Gubernur DKI Jakarta Pramono Anung mengatakan, penerbitan obligasi daerah merupakan terobosan pembiayaan (creative financing) yang baru pertama kali dilakukan di Indonesia.
"Saya sekarang ini, tahun ini pertama kali menerbitkan dan mungkin baru pertama kali ada di Republik ini yang namanya obligasi daerah. Obligasi Jakarta kita terbitkan Rp3,5 triliun," ujar Pramono dalam acara Investor Daily Roundtable di Bursa Efek Indonesia, dikutip dari akun Instagram resminya.
Seluruh dana hasil penerbitan obligasi ini akan difokuskan untuk memenuhi kebutuhan dasar masyarakat Jakarta. Pemerintah provinsi memastikan dana tersebut tidak akan digunakan untuk membiayai kegiatan bisnis Badan Usaha Milik Daerah (BUMD).
Beberapa sektor yang akan menjadi prioritas pembiayaan antara lain pendidikan, pembangunan Rumah Sakit Sumber Waras, transportasi, pembangunan sekolah, rumah susun, gedung pemerintahan, pengelolaan sumber daya air, hingga proyek pengendalian banjir.
"Kalau hal-hal yang bersifat bisnis dan sebagainya, semuanya saya minta untuk diatur melalui APBD," kata Pramono.

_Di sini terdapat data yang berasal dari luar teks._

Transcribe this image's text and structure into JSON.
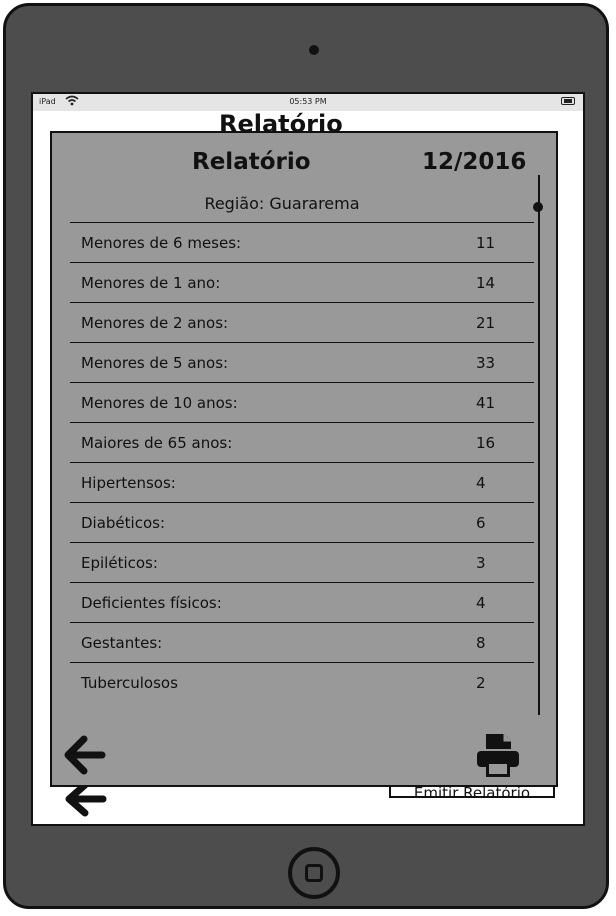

Obligasi daerah merupakan surat utang yang diterbitkan pemerintah daerah untuk menghimpun dana dari investor melalui pasar modal. Dana yang diperoleh kemudian digunakan untuk membiayai proyek-proyek pembangunan yang memberikan manfaat bagi masyarakat, seperti infrastruktur, transportasi, pendidikan, rumah sakit, hingga pengendalian banjir.
Menurut Pramono, pembiayaan melalui obligasi daerah dipilih agar pemerintah memiliki ruang fiskal yang lebih besar untuk mempercepat pembangunan infrastruktur dan layanan publik tanpa mengganggu alokasi anggaran rutin dalam APBD.

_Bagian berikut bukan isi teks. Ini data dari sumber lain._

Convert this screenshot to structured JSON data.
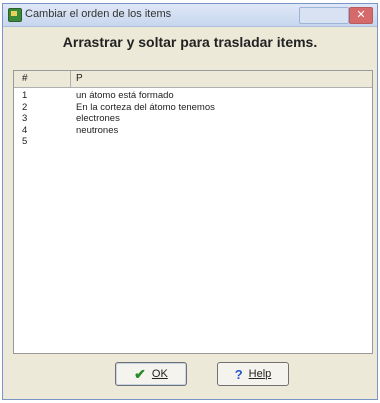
{
  "window": {
    "title": "Cambiar el orden de los items",
    "close_glyph": "✕"
  },
  "header": {
    "text": "Arrastrar y soltar para trasladar items."
  },
  "table": {
    "columns": [
      "#",
      "P"
    ],
    "rows": [
      {
        "num": "1",
        "text": "un átomo está formado"
      },
      {
        "num": "2",
        "text": "En la corteza del átomo tenemos"
      },
      {
        "num": "3",
        "text": "electrones"
      },
      {
        "num": "4",
        "text": "neutrones"
      },
      {
        "num": "5",
        "text": ""
      }
    ]
  },
  "buttons": {
    "ok_label": "OK",
    "help_label": "Help"
  },
  "icons": {
    "ok": "check-icon",
    "help": "help-icon",
    "app": "app-icon"
  }
}
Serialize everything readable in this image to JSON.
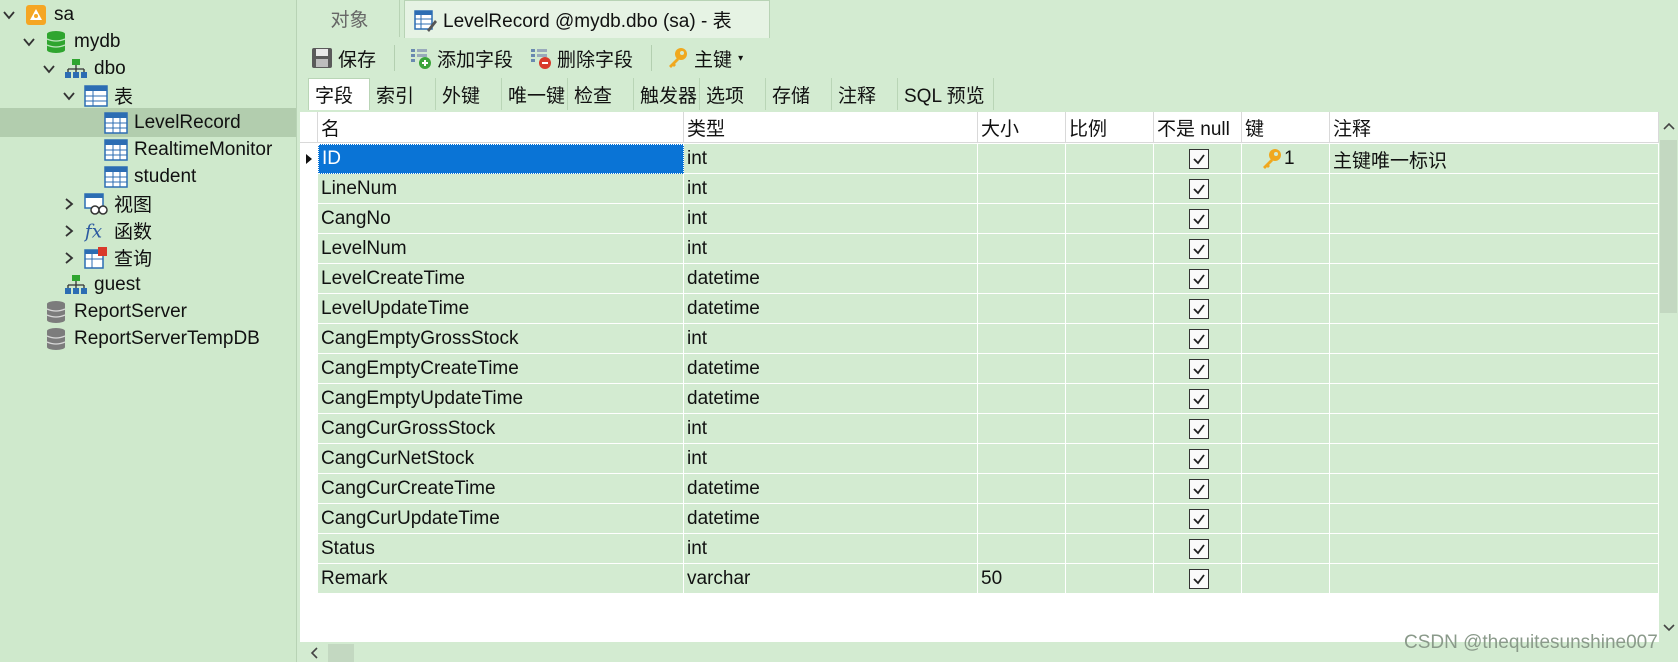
{
  "sidebar": {
    "nodes": [
      {
        "label": "sa",
        "level": 0,
        "expand": "expanded",
        "icon": "server-icon"
      },
      {
        "label": "mydb",
        "level": 1,
        "expand": "expanded",
        "icon": "database-icon"
      },
      {
        "label": "dbo",
        "level": 2,
        "expand": "expanded",
        "icon": "schema-icon"
      },
      {
        "label": "表",
        "level": 3,
        "expand": "expanded",
        "icon": "tables-folder-icon"
      },
      {
        "label": "LevelRecord",
        "level": 4,
        "expand": "none",
        "icon": "table-icon",
        "selected": true
      },
      {
        "label": "RealtimeMonitor",
        "level": 4,
        "expand": "none",
        "icon": "table-icon"
      },
      {
        "label": "student",
        "level": 4,
        "expand": "none",
        "icon": "table-icon"
      },
      {
        "label": "视图",
        "level": 3,
        "expand": "collapsed",
        "icon": "view-icon"
      },
      {
        "label": "函数",
        "level": 3,
        "expand": "collapsed",
        "icon": "function-icon"
      },
      {
        "label": "查询",
        "level": 3,
        "expand": "collapsed",
        "icon": "query-icon"
      },
      {
        "label": "guest",
        "level": 2,
        "expand": "none",
        "icon": "schema-icon"
      },
      {
        "label": "ReportServer",
        "level": 1,
        "expand": "none",
        "icon": "database-gray-icon"
      },
      {
        "label": "ReportServerTempDB",
        "level": 1,
        "expand": "none",
        "icon": "database-gray-icon"
      }
    ]
  },
  "tabs": {
    "objects": "对象",
    "active": "LevelRecord @mydb.dbo (sa) - 表"
  },
  "toolbar": {
    "save": "保存",
    "add_field": "添加字段",
    "delete_field": "删除字段",
    "primary_key": "主键"
  },
  "subtabs": [
    "字段",
    "索引",
    "外键",
    "唯一键",
    "检查",
    "触发器",
    "选项",
    "存储",
    "注释",
    "SQL 预览"
  ],
  "grid": {
    "headers": [
      "名",
      "类型",
      "大小",
      "比例",
      "不是 null",
      "键",
      "注释"
    ],
    "rows": [
      {
        "name": "ID",
        "type": "int",
        "size": "",
        "scale": "",
        "not_null": true,
        "key": "1",
        "comment": "主键唯一标识"
      },
      {
        "name": "LineNum",
        "type": "int",
        "size": "",
        "scale": "",
        "not_null": true,
        "key": "",
        "comment": ""
      },
      {
        "name": "CangNo",
        "type": "int",
        "size": "",
        "scale": "",
        "not_null": true,
        "key": "",
        "comment": ""
      },
      {
        "name": "LevelNum",
        "type": "int",
        "size": "",
        "scale": "",
        "not_null": true,
        "key": "",
        "comment": ""
      },
      {
        "name": "LevelCreateTime",
        "type": "datetime",
        "size": "",
        "scale": "",
        "not_null": true,
        "key": "",
        "comment": ""
      },
      {
        "name": "LevelUpdateTime",
        "type": "datetime",
        "size": "",
        "scale": "",
        "not_null": true,
        "key": "",
        "comment": ""
      },
      {
        "name": "CangEmptyGrossStock",
        "type": "int",
        "size": "",
        "scale": "",
        "not_null": true,
        "key": "",
        "comment": ""
      },
      {
        "name": "CangEmptyCreateTime",
        "type": "datetime",
        "size": "",
        "scale": "",
        "not_null": true,
        "key": "",
        "comment": ""
      },
      {
        "name": "CangEmptyUpdateTime",
        "type": "datetime",
        "size": "",
        "scale": "",
        "not_null": true,
        "key": "",
        "comment": ""
      },
      {
        "name": "CangCurGrossStock",
        "type": "int",
        "size": "",
        "scale": "",
        "not_null": true,
        "key": "",
        "comment": ""
      },
      {
        "name": "CangCurNetStock",
        "type": "int",
        "size": "",
        "scale": "",
        "not_null": true,
        "key": "",
        "comment": ""
      },
      {
        "name": "CangCurCreateTime",
        "type": "datetime",
        "size": "",
        "scale": "",
        "not_null": true,
        "key": "",
        "comment": ""
      },
      {
        "name": "CangCurUpdateTime",
        "type": "datetime",
        "size": "",
        "scale": "",
        "not_null": true,
        "key": "",
        "comment": ""
      },
      {
        "name": "Status",
        "type": "int",
        "size": "",
        "scale": "",
        "not_null": true,
        "key": "",
        "comment": ""
      },
      {
        "name": "Remark",
        "type": "varchar",
        "size": "50",
        "scale": "",
        "not_null": true,
        "key": "",
        "comment": ""
      }
    ]
  },
  "watermark": "CSDN @thequitesunshine007",
  "colors": {
    "background": "#d3ebd1",
    "selection": "#0a74d6",
    "key_gold": "#f0a81e"
  }
}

Ia juga optimistis instrumen obligasi daerah akan mendapat respons positif dari investor. Keyakinan tersebut didukung oleh perbaikan tata kelola sejumlah BUMD Jakarta yang dinilai semakin profesional dalam beberapa tahun terakhir.
Salah satu contohnya adalah transformasi manajemen PAM Jaya yang dinilai berhasil meningkatkan kinerja perusahaan. Menurutnya, keberhasilan tersebut menunjukkan komitmen pemerintah daerah dalam memperkuat tata kelola korporasi.

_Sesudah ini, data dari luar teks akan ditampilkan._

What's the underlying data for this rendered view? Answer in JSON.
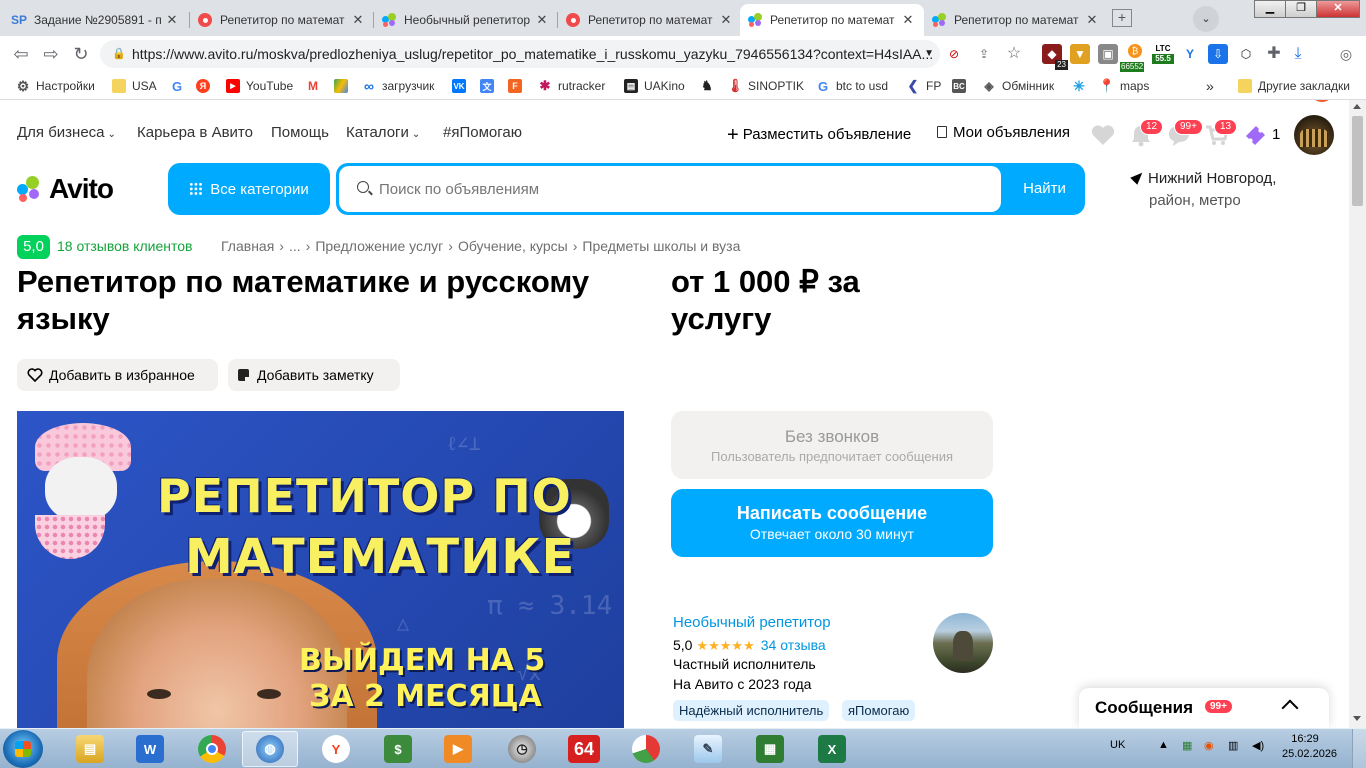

Untuk menjaga kepercayaan investor, Pemprov DKI Jakarta juga berkomitmen menjaga independensi BUMD dari berbagai bentuk intervensi, termasuk dalam proses rekrutmen dan pengambilan keputusan bisnis. Ia memastikan BUMD Jakarta dikelola secara profesional, termasuk dalam hal rekrutmen.